Good morning! Urban Meyer claimed there is “no chance” he leaves the Jaguars to become the next coach at Southern California.
One thing we’ve learned over the years: if Urban says he isn’t interested in a job or is retiring from coaching then it almost guarantees that’s what’s going to happen.
Just ask the folks at Florida and Ohio State.
In today's Sprint:
🤸♀️ US Gymnasts speak out in FBI hearing.
⚽️ US soccer's collective bargaining gets messy.
⛳ Brooks Koepka makes bold (and questionable) claims.
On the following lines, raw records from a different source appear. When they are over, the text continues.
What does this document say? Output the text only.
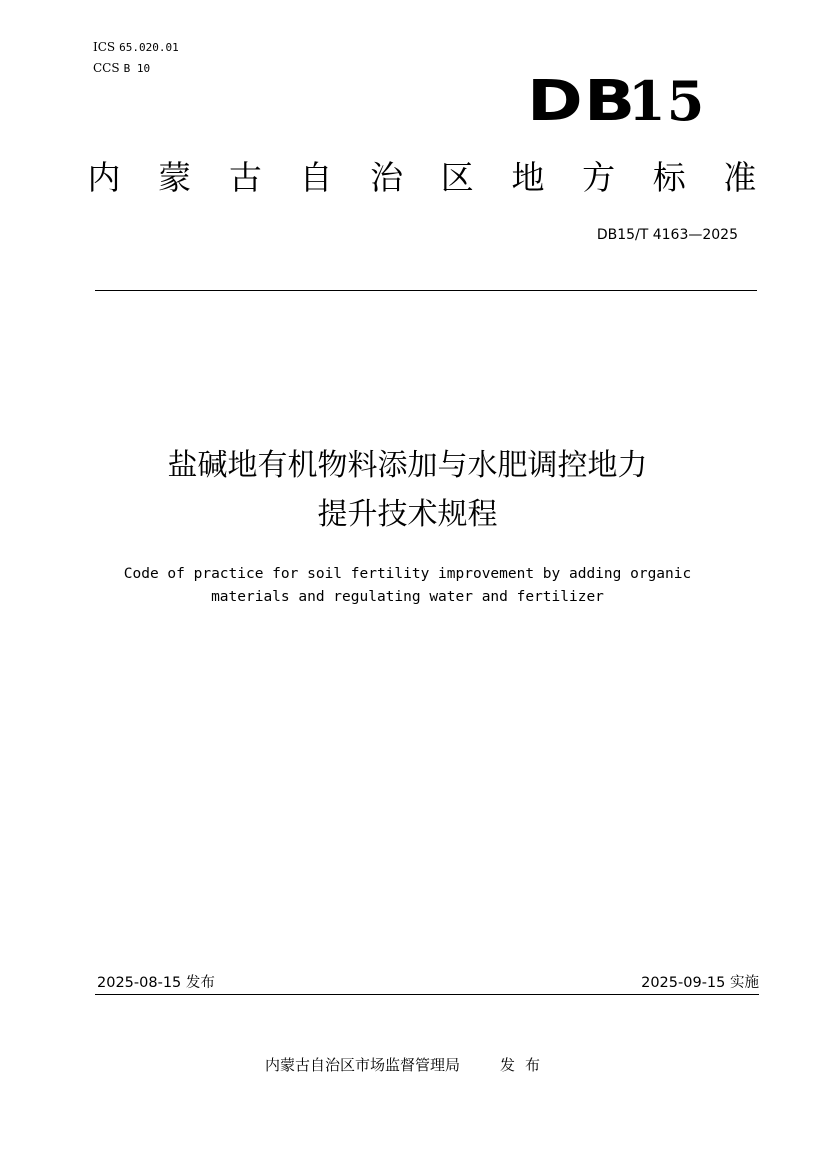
ICS 65.020.01
CCS B 10
DB15
内 蒙 古 自 治 区 地 方 标 准
DB15/T 4163—2025
盐碱地有机物料添加与水肥调控地力
提升技术规程
Code of practice for soil fertility improvement by adding organic
materials and regulating water and fertilizer
2025-08-15 发布	2025-09-15 实施
内蒙古自治区市场监督管理局	发布
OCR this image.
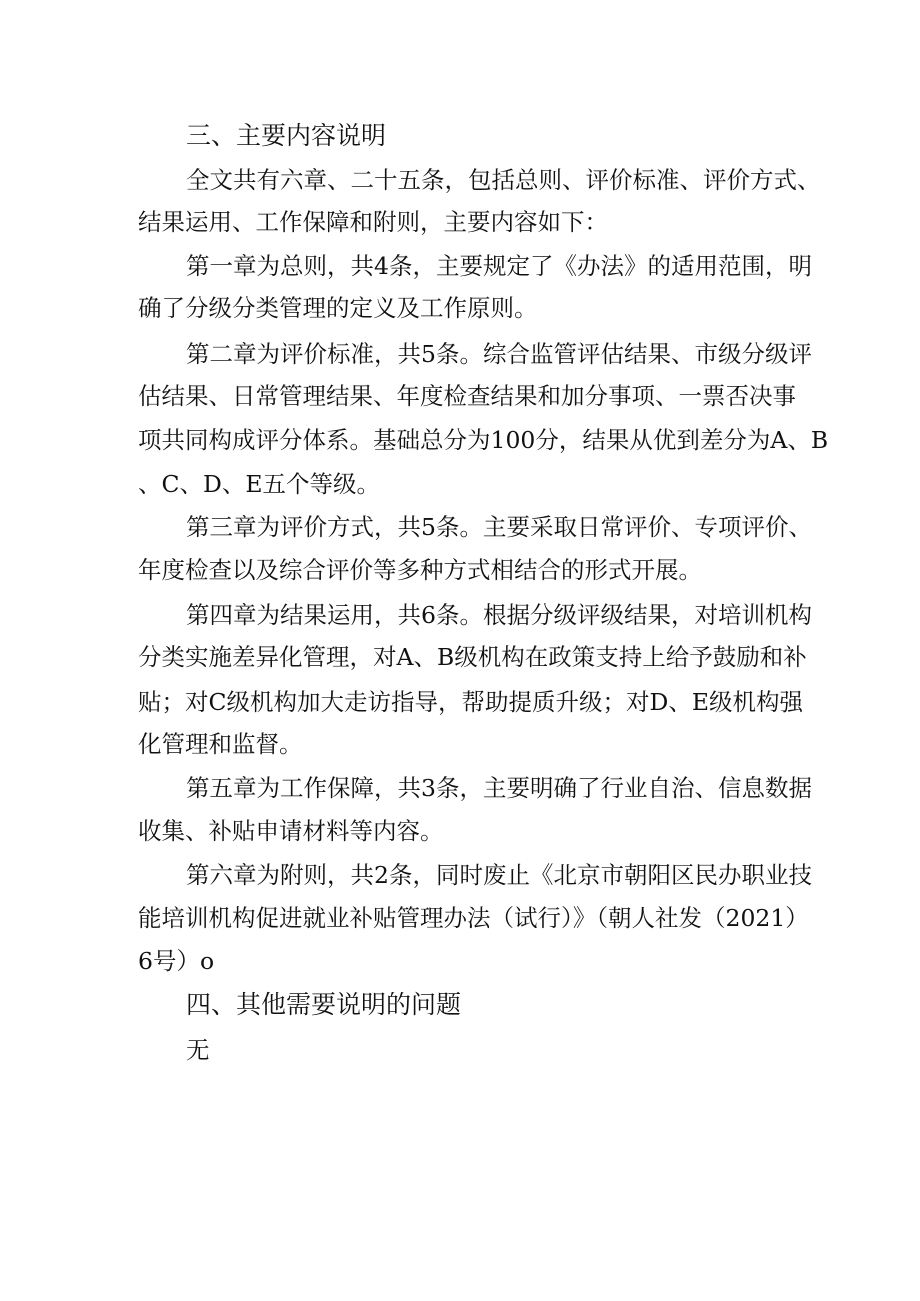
三、主要内容说明
全文共有六章、二十五条，包括总则、评价标准、评价方式、
结果运用、工作保障和附则，主要内容如下：
第一章为总则，共4条，主要规定了《办法》的适用范围，明
确了分级分类管理的定义及工作原则。
第二章为评价标准，共5条。综合监管评估结果、市级分级评
估结果、日常管理结果、年度检查结果和加分事项、一票否决事
项共同构成评分体系。基础总分为100分，结果从优到差分为A、B
、C、D、E五个等级。
第三章为评价方式，共5条。主要采取日常评价、专项评价、
年度检查以及综合评价等多种方式相结合的形式开展。
第四章为结果运用，共6条。根据分级评级结果，对培训机构
分类实施差异化管理，对A、B级机构在政策支持上给予鼓励和补
贴；对C级机构加大走访指导，帮助提质升级；对D、E级机构强
化管理和监督。
第五章为工作保障，共3条，主要明确了行业自治、信息数据
收集、补贴申请材料等内容。
第六章为附则，共2条，同时废止《北京市朝阳区民办职业技
能培训机构促进就业补贴管理办法（试行）》（朝人社发（2021）
6号）o
四、其他需要说明的问题
无
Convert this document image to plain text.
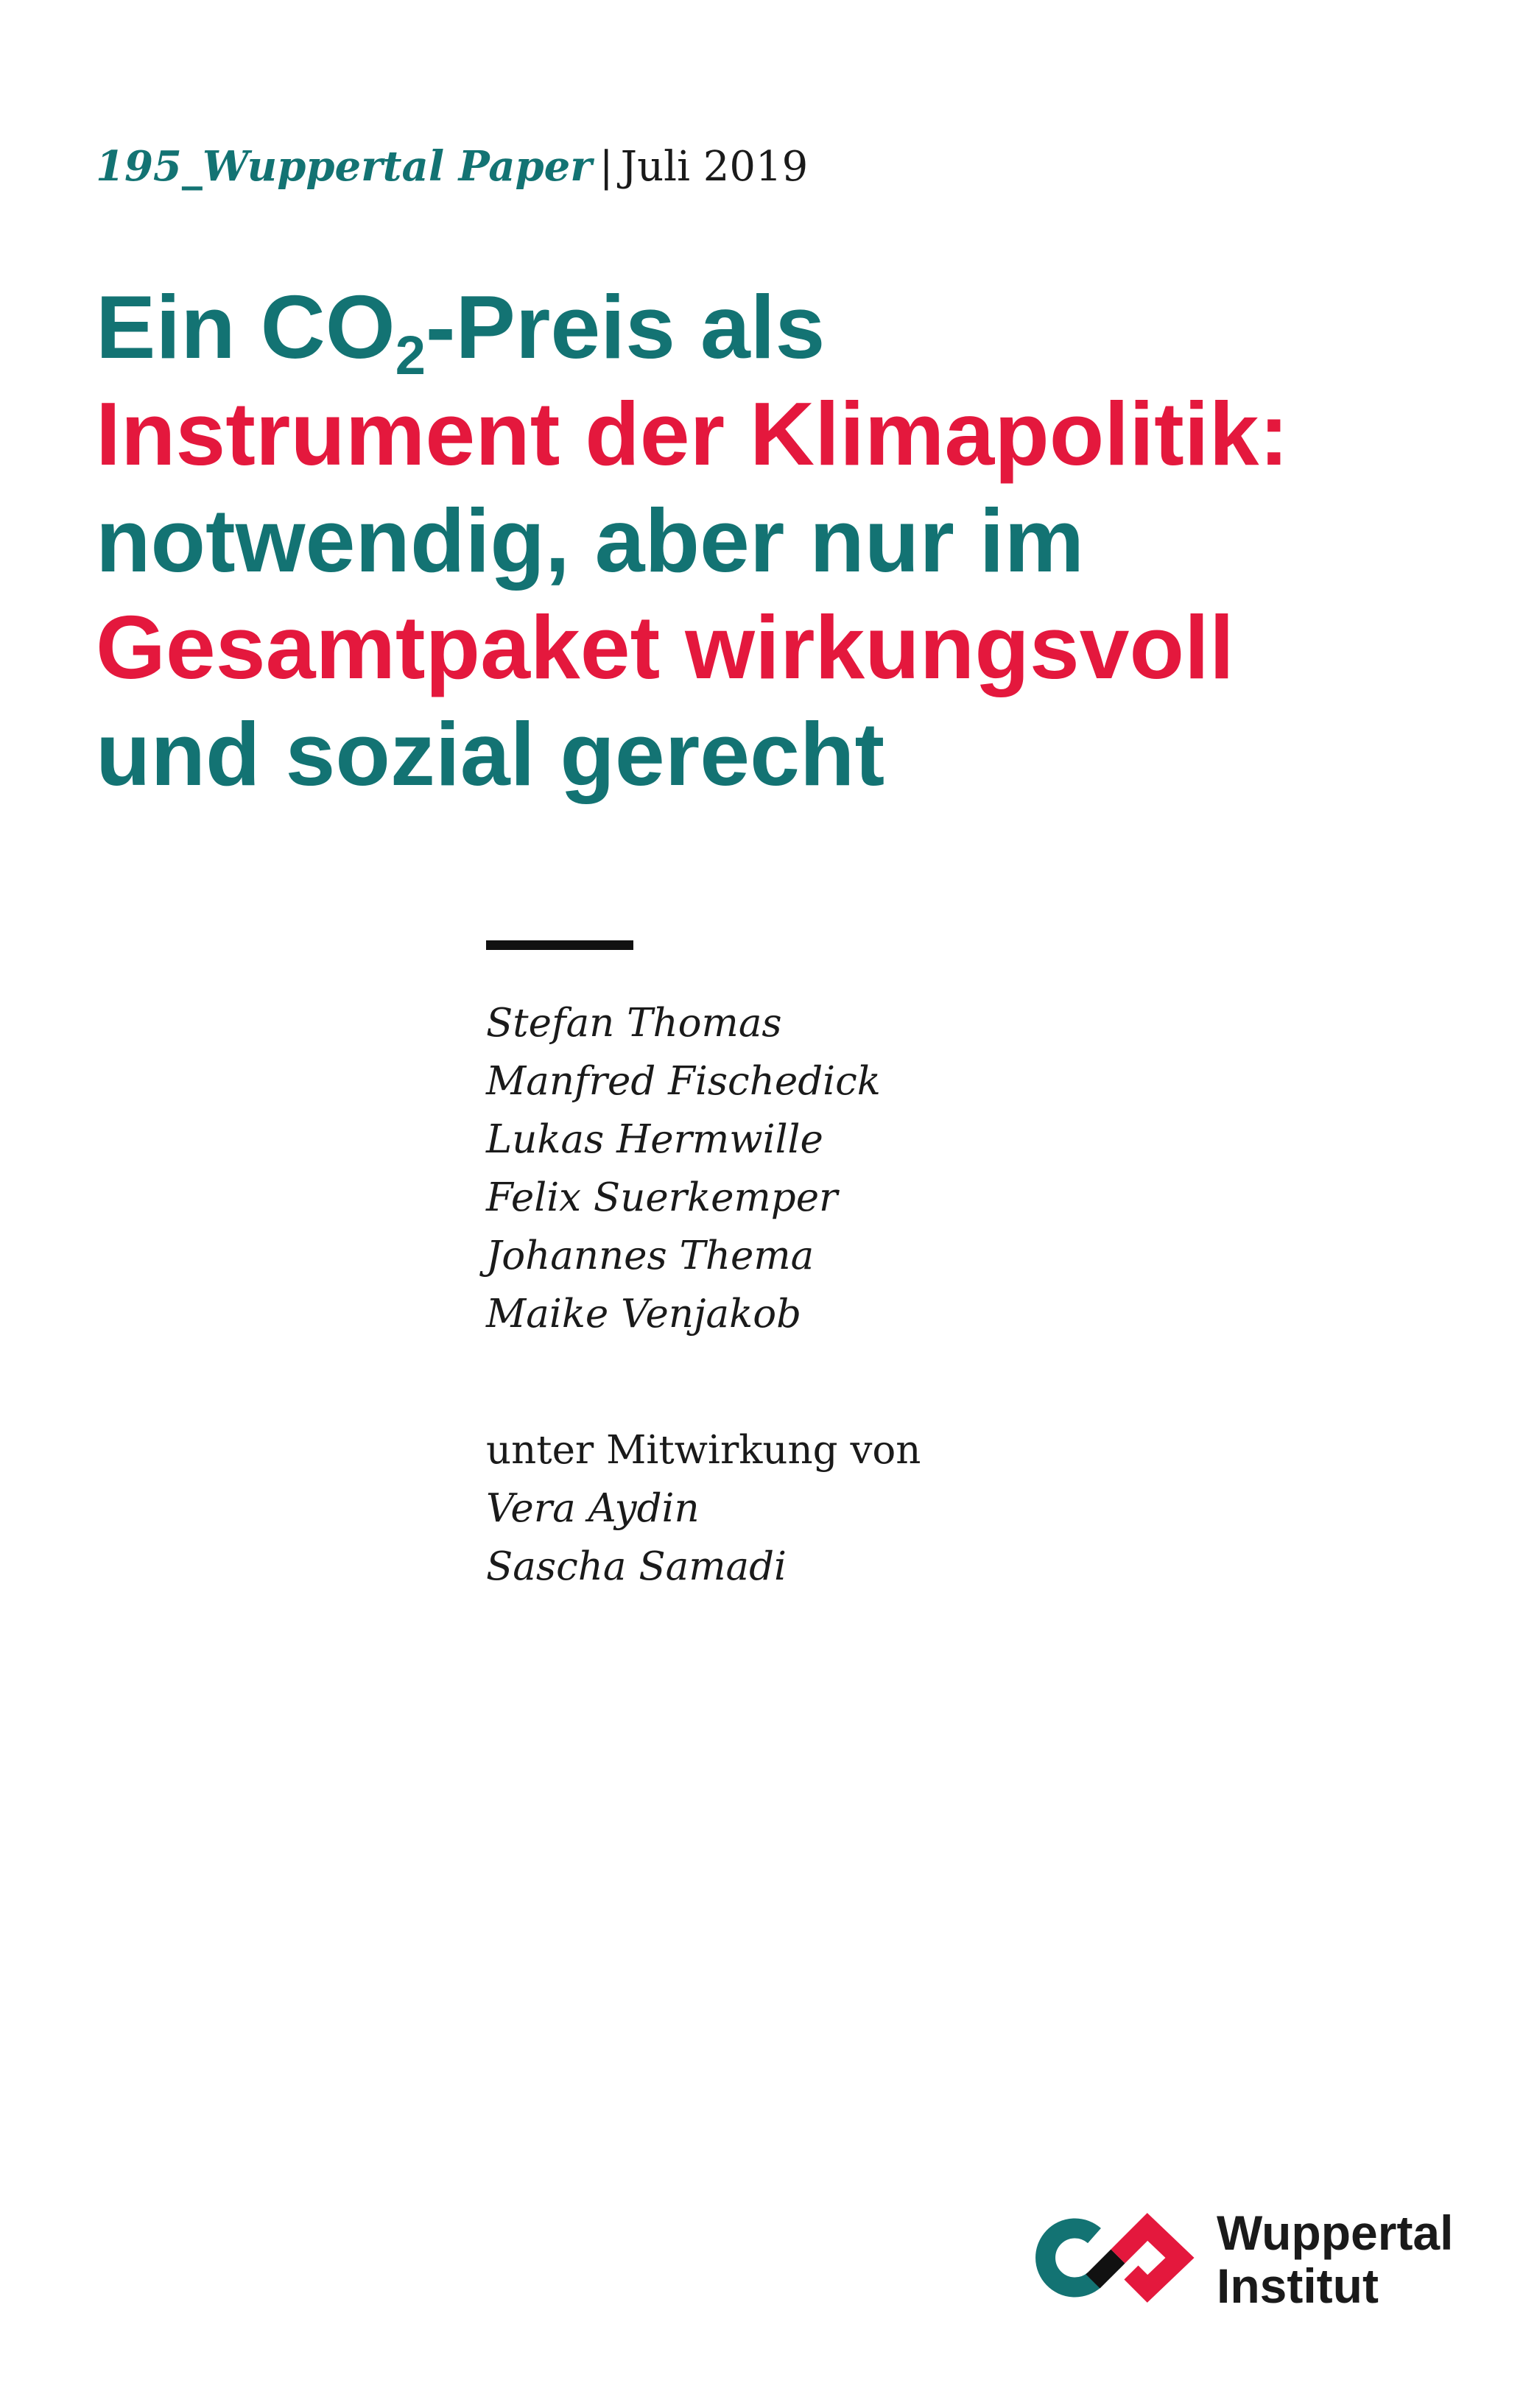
195_Wuppertal Paper | Juli 2019
Ein $CO_2$-Preis als
Instrument der Klimapolitik:
notwendig, aber nur im
Gesamtpaket wirkungsvoll
und sozial gerecht
Stefan Thomas
Manfred Fischedick
Lukas Hermwille
Felix Suerkemper
Johannes Thema
Maike Venjakob
unter Mitwirkung von
Vera Aydin
Sascha Samadi
Wuppertal
Institut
Trivia: At the age of 31, how many Majors had Tiger Woods won?
*Answer at the bottom
WATER COOLER TALK
🤸♀️ Simone Biles, McKayla Maroney, and Aly Raisman spoke out at the US Senate hearing to review the FBI’s mishandling of the Larry Nassar case.
"Not only did the FBI not report my abuse, but when they eventually documented my report 17 months later, they made entirely false claims about what I said," Maroney said.
The Bureau already fired one agent for his mishandling of the case when the abuse was initially reported.
In 2018, Nassar was sentenced to up to 175 years for sexual abuse of minors while he served as the US Gymnastics official doctor.
⛳️ The PGA’s short 11 day offseason is officially over. The world’s biggest players have one last tune-up at the Fortinet Championship before next week’s Ryder Cup.
Jon Rahm (-225) is the betting favorite to win the tournament.
🍷 Portland Trail Blazers all-star CJ McCollum would fit in well in Italy’s Serie A soccer league. He’s the first active NBA player to own a vineyard.
Although the details have yet to be announced, the wines will likely join his current McCollum Heritage 91 brand.
Not As Good As It Sounds
The US Soccer Federation (USSF) proposed a new Collective Bargaining Agreement which would cover both the Men’s and Women’s National Teams. The USSF claims it is “an offer on paper of identical contracts to the USWNT and USMNT, and to discuss equalizing prize money.”
The news comes after the USWNT appealed the decision on their lawsuit against the USSF in an effort to achieve equal pay.
Quick background: The US Women have won four World Cups, including the last two in 2015 and 2019. The men, however, have not made it past the quarterfinals since 1930.
But that’s not the whole story. Let’s look at FIFA’s proposed prize money for the two upcoming World Cups.
2022 Men’s World Cup: $440 million
2023 Women’s World Cup: $60 million
Both the Women’s and Men’s teams are not happy with the CBA offer. A spokesperson for the USWNT said:
“USSF’s PR stunts and bargaining through the media will not bring us any closer to a fair agreement.”
"If the USSF was serious about equal pay, they would not engage in publicity stunts which fall short of addressing our issues."
Meanwhile, an anonymous source said to ESPN:
“The way they want to solve the women's problem is not by increasing the women's income fairly. It's by cutting [the men's CBA] down to the [women's] 2017 to 2021 deal numbers.”
Most soccer federations frame player payments based on the World Cup. For example:
Men’s players made $55,000 each for making the 2014 World Cup roster.
Women’s players made $37,500 each for making the 2019 World Cup roster.
But it’s more complicated in the US: The structure of the currently operating CBAs is hugely different for both US teams. The men’s structure is simply ‘pay for play’ while the women’s includes different benefits such as health care, injury pay, and 401(k) plans, but lower pay per game.
Zoom out: The USSF is trying to position itself as the good guy. Cindy Cone, President of the USSF, put it this way:
“We need our men’s and women’s national teams to come together and rethink how we’ve done things in the past.”
The current women’s CBA runs through December 2021 while the men’s expired back in 2018.
Champions League - Group Stage
(1 pts)PSG 1vs. (1 pts) Club Brugge 1
Starting their new big 3 (Lionel Messi, Kylian Mbappe, and Neymar) for the first time, PSG was actually outshot by underdog Brugge 15-9 despite their high rate of possession (61%).